Modulation of neural co-firing to enhance network transmission and improve motor function after stroke

Stroke is a leading cause of disability. While neurotechnology has shown promise for improving upper limb recovery after stroke, efficacy in clinical trials has been variable. Our central thesis is that to improve clinical translation, we need to develop a common neurophysiological framework for understanding how neurotechnology alters network activity. Our perspective discusses principles for how motor networks, both healthy and those recovering from stroke, subserve reach-to-grasp movements. We focus on neural processing at the resolution of single movements, the timescale at which neurotechnologies are applied, and discuss how this activity might drive long-term plasticity.
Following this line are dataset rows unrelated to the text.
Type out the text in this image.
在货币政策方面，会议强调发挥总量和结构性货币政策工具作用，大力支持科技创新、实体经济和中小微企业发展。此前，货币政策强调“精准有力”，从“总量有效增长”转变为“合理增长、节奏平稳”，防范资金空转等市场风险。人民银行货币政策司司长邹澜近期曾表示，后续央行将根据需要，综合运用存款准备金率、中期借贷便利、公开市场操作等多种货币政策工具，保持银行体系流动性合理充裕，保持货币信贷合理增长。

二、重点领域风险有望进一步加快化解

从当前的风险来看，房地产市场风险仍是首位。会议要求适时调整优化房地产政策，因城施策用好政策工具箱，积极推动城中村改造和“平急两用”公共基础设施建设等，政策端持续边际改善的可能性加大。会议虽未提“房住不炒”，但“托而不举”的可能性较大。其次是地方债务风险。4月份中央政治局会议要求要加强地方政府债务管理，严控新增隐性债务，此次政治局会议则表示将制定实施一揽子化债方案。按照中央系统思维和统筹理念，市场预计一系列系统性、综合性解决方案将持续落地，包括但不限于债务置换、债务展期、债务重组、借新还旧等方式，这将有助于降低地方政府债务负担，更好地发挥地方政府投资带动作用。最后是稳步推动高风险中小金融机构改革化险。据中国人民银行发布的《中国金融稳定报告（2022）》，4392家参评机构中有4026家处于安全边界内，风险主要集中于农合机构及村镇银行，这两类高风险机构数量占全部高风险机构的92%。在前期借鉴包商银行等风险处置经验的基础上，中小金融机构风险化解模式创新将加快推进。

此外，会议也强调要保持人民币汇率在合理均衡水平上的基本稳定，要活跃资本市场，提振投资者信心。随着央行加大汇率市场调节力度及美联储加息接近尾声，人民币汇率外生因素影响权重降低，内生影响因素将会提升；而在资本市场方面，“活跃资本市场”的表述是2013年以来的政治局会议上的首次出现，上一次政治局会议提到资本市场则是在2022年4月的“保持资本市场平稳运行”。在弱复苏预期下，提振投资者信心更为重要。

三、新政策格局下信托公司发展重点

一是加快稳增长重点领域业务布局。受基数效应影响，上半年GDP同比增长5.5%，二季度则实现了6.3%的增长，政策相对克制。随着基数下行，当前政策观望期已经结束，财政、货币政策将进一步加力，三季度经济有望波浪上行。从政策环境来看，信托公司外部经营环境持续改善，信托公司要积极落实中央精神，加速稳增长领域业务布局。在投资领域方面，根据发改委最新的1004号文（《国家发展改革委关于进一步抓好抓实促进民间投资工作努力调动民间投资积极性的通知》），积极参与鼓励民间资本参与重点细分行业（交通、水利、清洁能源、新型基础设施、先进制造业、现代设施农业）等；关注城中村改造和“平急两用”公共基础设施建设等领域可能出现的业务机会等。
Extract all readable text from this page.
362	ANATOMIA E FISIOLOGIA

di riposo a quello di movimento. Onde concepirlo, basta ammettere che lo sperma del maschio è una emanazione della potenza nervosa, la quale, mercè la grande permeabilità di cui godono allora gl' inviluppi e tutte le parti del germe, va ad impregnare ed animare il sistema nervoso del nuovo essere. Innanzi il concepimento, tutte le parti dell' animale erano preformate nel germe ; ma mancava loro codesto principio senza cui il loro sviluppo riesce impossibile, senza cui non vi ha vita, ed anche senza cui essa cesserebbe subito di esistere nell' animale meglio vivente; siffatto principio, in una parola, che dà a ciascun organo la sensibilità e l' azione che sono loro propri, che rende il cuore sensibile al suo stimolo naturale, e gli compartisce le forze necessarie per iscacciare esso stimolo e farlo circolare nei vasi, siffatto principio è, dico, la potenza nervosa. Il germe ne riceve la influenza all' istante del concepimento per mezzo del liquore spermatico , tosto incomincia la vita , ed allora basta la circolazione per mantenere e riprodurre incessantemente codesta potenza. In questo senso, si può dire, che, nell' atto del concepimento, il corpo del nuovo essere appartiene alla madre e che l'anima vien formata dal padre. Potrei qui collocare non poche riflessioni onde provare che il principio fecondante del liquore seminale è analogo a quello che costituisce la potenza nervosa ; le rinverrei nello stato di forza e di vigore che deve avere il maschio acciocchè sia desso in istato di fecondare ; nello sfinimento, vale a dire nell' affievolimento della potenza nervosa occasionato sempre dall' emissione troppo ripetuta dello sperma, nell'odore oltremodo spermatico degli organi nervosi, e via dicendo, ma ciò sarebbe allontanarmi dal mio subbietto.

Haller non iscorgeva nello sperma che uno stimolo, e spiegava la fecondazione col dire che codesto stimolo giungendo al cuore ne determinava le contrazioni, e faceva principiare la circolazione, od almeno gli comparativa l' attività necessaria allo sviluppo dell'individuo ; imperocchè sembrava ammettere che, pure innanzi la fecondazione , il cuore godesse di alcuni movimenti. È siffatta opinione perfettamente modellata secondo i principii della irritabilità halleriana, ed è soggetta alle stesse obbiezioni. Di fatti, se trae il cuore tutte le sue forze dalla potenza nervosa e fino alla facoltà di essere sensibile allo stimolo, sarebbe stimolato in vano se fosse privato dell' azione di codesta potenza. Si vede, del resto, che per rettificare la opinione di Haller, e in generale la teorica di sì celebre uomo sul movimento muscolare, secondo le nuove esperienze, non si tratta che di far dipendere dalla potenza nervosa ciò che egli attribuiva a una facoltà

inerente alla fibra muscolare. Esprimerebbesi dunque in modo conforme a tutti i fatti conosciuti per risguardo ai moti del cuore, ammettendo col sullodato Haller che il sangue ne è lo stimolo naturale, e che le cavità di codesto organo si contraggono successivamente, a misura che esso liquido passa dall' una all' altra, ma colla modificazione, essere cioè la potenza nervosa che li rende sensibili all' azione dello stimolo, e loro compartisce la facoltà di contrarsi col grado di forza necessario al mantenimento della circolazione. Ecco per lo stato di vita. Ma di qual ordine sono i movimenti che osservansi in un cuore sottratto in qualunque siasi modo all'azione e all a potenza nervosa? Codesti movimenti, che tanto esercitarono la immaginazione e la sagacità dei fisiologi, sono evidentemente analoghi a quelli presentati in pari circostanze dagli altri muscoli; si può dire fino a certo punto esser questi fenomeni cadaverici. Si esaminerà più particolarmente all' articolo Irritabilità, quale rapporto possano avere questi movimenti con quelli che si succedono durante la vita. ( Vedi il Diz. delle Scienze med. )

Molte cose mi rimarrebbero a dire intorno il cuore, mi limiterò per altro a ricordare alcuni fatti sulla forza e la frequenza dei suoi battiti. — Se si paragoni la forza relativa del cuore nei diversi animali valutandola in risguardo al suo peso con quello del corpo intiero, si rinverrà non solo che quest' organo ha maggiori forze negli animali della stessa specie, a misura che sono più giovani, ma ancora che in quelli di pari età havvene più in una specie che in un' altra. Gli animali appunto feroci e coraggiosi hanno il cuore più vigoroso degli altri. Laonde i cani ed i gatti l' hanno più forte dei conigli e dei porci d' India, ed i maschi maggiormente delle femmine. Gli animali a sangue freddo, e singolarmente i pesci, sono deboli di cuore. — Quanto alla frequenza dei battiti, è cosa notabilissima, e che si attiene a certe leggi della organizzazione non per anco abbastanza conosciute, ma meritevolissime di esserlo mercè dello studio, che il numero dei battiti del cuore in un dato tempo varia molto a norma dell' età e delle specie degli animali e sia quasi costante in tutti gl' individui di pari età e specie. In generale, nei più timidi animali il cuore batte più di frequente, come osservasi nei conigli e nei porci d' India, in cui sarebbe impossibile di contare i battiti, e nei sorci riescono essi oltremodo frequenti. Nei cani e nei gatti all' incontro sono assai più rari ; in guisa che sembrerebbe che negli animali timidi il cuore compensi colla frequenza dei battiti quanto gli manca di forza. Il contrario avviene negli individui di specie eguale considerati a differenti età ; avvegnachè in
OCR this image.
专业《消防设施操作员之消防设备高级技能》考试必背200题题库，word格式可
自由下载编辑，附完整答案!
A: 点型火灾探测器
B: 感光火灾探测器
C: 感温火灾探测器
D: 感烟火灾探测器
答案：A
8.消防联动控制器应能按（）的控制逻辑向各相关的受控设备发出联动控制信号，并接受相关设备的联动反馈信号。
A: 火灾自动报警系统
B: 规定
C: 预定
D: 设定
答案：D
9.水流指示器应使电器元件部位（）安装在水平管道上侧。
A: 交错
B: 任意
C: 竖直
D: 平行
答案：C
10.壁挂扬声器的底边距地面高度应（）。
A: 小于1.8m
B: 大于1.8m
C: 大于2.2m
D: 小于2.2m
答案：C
We propose that future studies should focus on cross-area communication and bridging our understanding of timescales ranging from single trials within a session to across multiple sessions. We hope that this perspective establishes a combined path forward for preclinical and clinical research with the goal of more robust clinical translation of neurotechnology.

Automated summary

This article discusses the need to develop a common neurophysiological framework to understand how neurotechnology alters network activity, with a focus on principles for understanding the role of motor networks in supporting healthy and stroke recovery reach-to-grasp movements. The authors emphasize neural processing at the resolution of single movements and the timescale of neurotechnology application, as well as how this activity might drive long-term plasticity.